NFL draft, round one: 8 p.m. ET Thursday
The Redskins have gone all in (again) for immediate gratification (again) and a big name player (again). They traded their first round pick (No. 6), their second round pick (No. 39), their 2013 first round pick and their 2014 first round pick for the No. 2 pick this year and a chance to get Griffin.
It was a historical amount to give up; Sports Illustrated reported no team has ever traded three first-round picks for a single draft choice. And with a young signal-caller learning the ropes, the Redskins are likely to struggle, meaning they may well have traded away three, Top 10 picks.
Upon receiving the windfall offer, the St. Louis Rams accepted, yelled "triple-stamped it, no erasies!!" and quickly hung up the phone.
The former Baylor QB and Heisman Trophy winner has all the makings of an elite talent, so it's no surprise Washington and other teams wanted to move up in the 2012 draft to get him. His combination of speed, elusiveness, passing strength and accuracy would have made him the consensus No. 1 pick in many other years.
One month into his last college season, he had the insane statistic of more touchdowns passes than incompletions.
All indications are he has the maturity and capability to handle the NFL pressure-cooker he will be dropped into. His addition to the much-maligned organization in D.C. will immediately get fans excited and undoubtedly sell plenty of merchandise as well.
But he will have to be really good to balance out what the team gave up to get him. Like "Ladies and gentlemen, your Super Bowl Champion MVP" good.
The ‘Skins don't have a good track record with, well, anything since Dan Snyder took over as owner in 1999. Since he purchased the team and stadium for $800 million, he has spent about the same on bad deals and only has three winning seasons to show for it.
The franchise's coaching selections have ranged from no NFL experience (Steve Spurrier) to no head coaching experience (Jim Zorn) to the game passed him by a loooooong time ago (Joe Gibbs) to curmudgeon who publicly trashes his own players to the media (current coach Mike Shanahan).

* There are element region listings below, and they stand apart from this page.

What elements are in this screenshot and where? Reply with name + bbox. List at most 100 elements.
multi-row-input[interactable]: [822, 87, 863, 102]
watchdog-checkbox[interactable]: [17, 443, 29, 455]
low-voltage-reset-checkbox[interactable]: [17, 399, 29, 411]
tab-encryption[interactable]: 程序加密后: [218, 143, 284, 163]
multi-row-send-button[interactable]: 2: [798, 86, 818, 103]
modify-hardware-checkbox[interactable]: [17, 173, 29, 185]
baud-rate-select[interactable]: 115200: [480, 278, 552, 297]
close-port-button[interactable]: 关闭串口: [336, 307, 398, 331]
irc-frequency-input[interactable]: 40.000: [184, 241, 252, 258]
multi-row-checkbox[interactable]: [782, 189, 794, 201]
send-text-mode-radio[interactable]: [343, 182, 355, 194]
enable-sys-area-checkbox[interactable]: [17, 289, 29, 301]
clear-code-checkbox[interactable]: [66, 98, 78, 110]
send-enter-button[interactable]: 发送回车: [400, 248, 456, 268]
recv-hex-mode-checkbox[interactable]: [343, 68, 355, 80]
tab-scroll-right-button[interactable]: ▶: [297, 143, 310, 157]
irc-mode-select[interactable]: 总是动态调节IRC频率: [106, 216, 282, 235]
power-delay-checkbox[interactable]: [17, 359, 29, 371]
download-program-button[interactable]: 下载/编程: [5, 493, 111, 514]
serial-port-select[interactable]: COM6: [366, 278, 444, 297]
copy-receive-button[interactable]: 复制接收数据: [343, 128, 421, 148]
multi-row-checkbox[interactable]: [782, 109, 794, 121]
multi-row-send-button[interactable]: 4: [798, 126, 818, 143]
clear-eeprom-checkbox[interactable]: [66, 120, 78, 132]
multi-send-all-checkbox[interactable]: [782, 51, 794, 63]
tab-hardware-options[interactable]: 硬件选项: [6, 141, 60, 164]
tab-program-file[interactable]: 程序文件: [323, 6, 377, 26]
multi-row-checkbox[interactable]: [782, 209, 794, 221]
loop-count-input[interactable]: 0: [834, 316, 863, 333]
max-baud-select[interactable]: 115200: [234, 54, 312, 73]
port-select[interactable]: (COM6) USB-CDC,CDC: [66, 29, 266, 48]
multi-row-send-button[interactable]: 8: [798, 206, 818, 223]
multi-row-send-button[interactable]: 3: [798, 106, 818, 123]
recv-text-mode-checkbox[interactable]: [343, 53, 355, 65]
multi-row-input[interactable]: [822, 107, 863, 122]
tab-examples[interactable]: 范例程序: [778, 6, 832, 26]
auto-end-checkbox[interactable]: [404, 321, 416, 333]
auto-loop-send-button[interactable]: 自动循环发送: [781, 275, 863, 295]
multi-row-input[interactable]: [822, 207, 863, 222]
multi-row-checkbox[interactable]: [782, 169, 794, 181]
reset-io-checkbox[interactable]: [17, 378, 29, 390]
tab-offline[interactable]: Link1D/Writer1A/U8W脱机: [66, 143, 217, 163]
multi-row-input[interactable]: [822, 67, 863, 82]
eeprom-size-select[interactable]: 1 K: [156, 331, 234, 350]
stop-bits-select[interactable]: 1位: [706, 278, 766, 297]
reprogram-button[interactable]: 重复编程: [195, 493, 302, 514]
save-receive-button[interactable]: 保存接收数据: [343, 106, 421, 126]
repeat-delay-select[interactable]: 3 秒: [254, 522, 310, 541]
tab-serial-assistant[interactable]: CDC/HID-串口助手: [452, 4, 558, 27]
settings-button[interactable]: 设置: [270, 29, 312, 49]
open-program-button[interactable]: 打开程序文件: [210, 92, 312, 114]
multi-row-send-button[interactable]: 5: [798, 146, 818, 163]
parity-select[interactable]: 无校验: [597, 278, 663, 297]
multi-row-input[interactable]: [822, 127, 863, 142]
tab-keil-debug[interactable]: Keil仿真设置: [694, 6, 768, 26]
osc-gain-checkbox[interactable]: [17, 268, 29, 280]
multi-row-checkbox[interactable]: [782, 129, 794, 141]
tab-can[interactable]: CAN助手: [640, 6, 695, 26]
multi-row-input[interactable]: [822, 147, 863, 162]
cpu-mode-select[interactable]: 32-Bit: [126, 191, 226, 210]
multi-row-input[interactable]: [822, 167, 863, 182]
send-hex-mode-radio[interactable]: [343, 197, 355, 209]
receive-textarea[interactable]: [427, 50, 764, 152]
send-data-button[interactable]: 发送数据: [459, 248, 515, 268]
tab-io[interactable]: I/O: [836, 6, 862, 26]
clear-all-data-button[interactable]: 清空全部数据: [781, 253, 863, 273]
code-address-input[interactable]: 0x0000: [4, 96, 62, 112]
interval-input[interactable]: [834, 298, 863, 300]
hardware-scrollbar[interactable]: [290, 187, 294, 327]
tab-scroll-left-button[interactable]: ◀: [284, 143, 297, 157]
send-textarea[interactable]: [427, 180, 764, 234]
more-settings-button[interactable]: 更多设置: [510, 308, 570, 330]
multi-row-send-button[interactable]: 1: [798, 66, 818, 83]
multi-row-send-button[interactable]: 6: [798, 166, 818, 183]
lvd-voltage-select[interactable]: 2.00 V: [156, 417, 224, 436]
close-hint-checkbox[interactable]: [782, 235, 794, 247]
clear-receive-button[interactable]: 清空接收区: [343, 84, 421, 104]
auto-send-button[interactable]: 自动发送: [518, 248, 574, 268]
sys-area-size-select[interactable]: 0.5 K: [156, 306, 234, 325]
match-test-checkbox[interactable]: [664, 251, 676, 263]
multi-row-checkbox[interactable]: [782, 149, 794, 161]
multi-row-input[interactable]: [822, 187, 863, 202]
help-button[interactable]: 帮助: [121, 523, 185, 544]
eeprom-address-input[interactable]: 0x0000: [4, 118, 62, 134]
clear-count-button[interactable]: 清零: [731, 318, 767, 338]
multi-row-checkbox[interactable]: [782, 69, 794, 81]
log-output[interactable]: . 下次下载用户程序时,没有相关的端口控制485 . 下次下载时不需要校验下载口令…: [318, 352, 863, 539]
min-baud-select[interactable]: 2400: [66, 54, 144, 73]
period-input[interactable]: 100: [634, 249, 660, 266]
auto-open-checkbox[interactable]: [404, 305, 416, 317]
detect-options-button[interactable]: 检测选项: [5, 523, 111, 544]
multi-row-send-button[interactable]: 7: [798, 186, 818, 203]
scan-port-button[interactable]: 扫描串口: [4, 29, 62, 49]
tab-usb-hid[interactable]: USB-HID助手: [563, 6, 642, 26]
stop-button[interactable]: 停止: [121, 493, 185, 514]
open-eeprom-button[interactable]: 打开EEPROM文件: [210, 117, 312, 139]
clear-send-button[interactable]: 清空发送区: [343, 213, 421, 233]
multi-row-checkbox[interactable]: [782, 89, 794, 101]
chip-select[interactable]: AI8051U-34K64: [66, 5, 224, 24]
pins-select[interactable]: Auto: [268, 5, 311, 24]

Yet those gaffes pale in comparison to the free agents they have signed to enormous deals. "Big splash" guys have underperformed or, in Albert Haynesworth's case, apparently lost their mind after being paid $100 million.
Snyder also seems obsessed with signing "stars" like Deion Sanders, Bruce Smith and Mark Brunell to long-term contracts, even when those "stars" are way past their prime.
The Redskins have not fared much better in the draft. Two attempts at getting a quality quarterback failed with first rounders Patrick Ramsey and Jason Campbell. Also, there were three years when the Redskins had no first-round pick after trading it away in a previous deal - sound familiar?
Washington gets some credit for better draft picks in recent years, like Brian Orakpo and Ryan Kerrigan. Offensive tackle Trent Williams, the No. 4 overall pick in 2010, will need to stop smoking the funny cigarettes long enough to protect his new teammate, though.
While the expectations are high, Redskins fans and brass should give Griffin plenty of time to improve. And rookie QBs like Andy Dalton and Cam Newton have shown the learning curve from college to the pros is not as steep as it used to be.
The main problems for Griffin will be 1) How will he compare to his fellow 2012 rookie Andrew Luck, and 2) With a coach on the hot seat and an owner and fanbase itching for a winner, how long will the honeymoon last?
It's a lot to ask of even the most mature 22-year-old. Success or failure, it should make for some really good TV.
Unless you're a Redskins fan. But if you are, hey, Baltimore's right up the road, right?